Right, back to the drawing board.
I thought I’d post a little on where and how I work. This is my creative space, general tools of the trade. I use a Wacom Intuos tablet for most of my art. Two screens, one for work, the other for general stuff, emails, facebook 😉
When I work I love to have good music going that fits the piece I’m working on. Right now I’m listening to soundtracks with an epic feel. Hans Zimmer features heavily, I love his work. Believe it or not, my favourite albums running on Spotify without bias are Batman Begins, Gladiator and Inception. All by Hans, legendary.
Having work on my wall keeps me focused, and when I take a break allows me to run a critical eye over things. If I’m not annoyed by a detail, it’s a pass.
Right now I’m working on the Jack of Hearts, close to my last face card! Very excited. I have a range of historic cards on screen while I work and my goal is to produce a modern card with the same essential elements. A lot of research, back and forth. Some cards I’ve completely redone as I refine the concept and style.
Once I’ve finished the face card set, I’ll be going through again and adding detail and making sure they all fit into the same family. It’s a huge amount of work as I make sure all line widths are the same and styles match. But very rewarding. I can’t wait to see the deck come to life.
First, a huge thank you to everyone who has supported me in this project. I’ve been busy working on a little promotional material and I wanted to offer a little something to celebrate 1500 FB likes and a growing subscriber list. Below you can download wallpaper for your monitor or mobile. Thank you to each of you, it’s amazing to see interest from around the globe. I also have another little release in the next few days…
Just a short update. Progress is going well on the designs, if not slowed up a little by the more serious matter of seeing them produced. Being outside the US makes things more difficult as it’s not economically viable to have a few thousand decks shipped to my comfy abode for distribution – back to the States. It also makes the option of Kickstarter more difficult, not being a US citizen.
So a few hoops to jump through there, but I’m determined to produce a premium quality deck I can for card collectors and players at a realistic price. The people at USPCC have been fantastic so far, willing to help and open to ideas. There are a few plans in the printing I’m very excited about.

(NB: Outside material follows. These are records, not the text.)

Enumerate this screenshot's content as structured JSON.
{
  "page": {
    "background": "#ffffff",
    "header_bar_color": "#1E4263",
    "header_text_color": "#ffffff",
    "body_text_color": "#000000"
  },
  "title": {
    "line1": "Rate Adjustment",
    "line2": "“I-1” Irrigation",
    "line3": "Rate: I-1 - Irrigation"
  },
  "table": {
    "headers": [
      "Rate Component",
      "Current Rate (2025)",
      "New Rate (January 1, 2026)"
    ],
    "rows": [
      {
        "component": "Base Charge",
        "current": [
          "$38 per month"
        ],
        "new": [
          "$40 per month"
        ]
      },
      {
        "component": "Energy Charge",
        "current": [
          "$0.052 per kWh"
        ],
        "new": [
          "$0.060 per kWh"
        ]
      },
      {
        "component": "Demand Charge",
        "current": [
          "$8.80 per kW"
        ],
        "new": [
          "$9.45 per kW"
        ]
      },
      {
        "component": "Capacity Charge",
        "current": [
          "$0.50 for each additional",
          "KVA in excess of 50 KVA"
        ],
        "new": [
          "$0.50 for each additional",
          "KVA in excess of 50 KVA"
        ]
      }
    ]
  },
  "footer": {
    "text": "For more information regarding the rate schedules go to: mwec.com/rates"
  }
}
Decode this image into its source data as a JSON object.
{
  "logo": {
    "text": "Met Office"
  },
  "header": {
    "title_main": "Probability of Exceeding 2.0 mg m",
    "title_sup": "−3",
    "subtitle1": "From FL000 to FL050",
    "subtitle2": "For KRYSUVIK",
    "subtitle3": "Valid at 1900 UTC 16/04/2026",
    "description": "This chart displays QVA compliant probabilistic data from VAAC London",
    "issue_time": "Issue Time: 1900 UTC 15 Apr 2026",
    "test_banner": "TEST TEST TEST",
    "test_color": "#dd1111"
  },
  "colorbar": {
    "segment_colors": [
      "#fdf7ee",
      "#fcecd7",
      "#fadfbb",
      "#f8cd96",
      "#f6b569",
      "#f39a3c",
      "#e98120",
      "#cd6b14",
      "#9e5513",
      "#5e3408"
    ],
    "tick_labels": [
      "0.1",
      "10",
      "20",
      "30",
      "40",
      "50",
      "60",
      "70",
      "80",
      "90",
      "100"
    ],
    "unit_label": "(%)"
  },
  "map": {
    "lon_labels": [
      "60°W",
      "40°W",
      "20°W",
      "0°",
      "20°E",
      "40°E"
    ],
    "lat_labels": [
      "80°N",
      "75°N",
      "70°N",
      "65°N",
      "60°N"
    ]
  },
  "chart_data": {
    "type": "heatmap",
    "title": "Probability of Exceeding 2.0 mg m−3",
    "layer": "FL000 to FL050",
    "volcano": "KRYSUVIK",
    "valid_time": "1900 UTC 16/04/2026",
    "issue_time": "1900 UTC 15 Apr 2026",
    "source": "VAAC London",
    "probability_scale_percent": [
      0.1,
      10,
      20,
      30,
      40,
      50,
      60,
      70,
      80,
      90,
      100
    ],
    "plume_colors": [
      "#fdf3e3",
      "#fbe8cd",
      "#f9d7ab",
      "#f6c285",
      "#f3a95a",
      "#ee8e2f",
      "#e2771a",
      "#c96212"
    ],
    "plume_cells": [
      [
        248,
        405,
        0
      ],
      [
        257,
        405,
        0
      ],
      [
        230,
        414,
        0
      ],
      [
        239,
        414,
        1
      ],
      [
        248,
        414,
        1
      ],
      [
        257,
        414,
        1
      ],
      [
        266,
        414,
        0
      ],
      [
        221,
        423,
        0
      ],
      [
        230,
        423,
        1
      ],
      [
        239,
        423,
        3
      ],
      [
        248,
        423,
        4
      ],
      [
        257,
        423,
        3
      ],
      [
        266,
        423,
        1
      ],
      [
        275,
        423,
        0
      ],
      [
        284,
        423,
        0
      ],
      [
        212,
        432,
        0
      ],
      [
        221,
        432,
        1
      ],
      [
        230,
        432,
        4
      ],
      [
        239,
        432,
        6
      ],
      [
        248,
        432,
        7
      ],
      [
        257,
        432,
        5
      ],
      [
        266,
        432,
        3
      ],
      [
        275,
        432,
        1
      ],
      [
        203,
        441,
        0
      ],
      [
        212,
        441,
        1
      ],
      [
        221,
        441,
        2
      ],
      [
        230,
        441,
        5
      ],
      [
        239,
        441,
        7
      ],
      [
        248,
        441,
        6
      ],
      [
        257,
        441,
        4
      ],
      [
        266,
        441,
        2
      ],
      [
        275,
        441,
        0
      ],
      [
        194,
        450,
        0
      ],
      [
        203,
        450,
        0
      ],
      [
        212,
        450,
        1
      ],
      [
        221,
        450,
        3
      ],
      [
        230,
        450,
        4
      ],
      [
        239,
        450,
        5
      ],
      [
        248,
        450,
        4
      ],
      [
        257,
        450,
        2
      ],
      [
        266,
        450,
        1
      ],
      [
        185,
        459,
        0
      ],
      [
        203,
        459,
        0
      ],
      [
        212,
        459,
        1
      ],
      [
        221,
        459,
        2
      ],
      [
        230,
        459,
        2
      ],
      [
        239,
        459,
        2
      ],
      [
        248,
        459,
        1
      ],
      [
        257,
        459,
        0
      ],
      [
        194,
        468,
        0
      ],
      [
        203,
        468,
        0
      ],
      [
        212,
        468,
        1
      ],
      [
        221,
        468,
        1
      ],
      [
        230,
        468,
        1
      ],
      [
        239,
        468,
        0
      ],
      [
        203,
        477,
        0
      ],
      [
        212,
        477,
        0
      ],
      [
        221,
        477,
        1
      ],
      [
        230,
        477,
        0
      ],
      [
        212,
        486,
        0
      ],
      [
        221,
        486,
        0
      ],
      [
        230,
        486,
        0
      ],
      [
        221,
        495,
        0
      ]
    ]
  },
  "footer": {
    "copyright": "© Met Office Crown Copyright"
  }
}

The interest in the Facebook page has been great and I’m currently working on a promotional video which I’ll link to from there.
In the research I’ve found useful information. There’s a great site by Paul Bostock called Plain Backs, which has good examples of the English pattern. The International Playing Card Society has a good section on the history of cards. And the World of Playing Cards also has an excellent resource.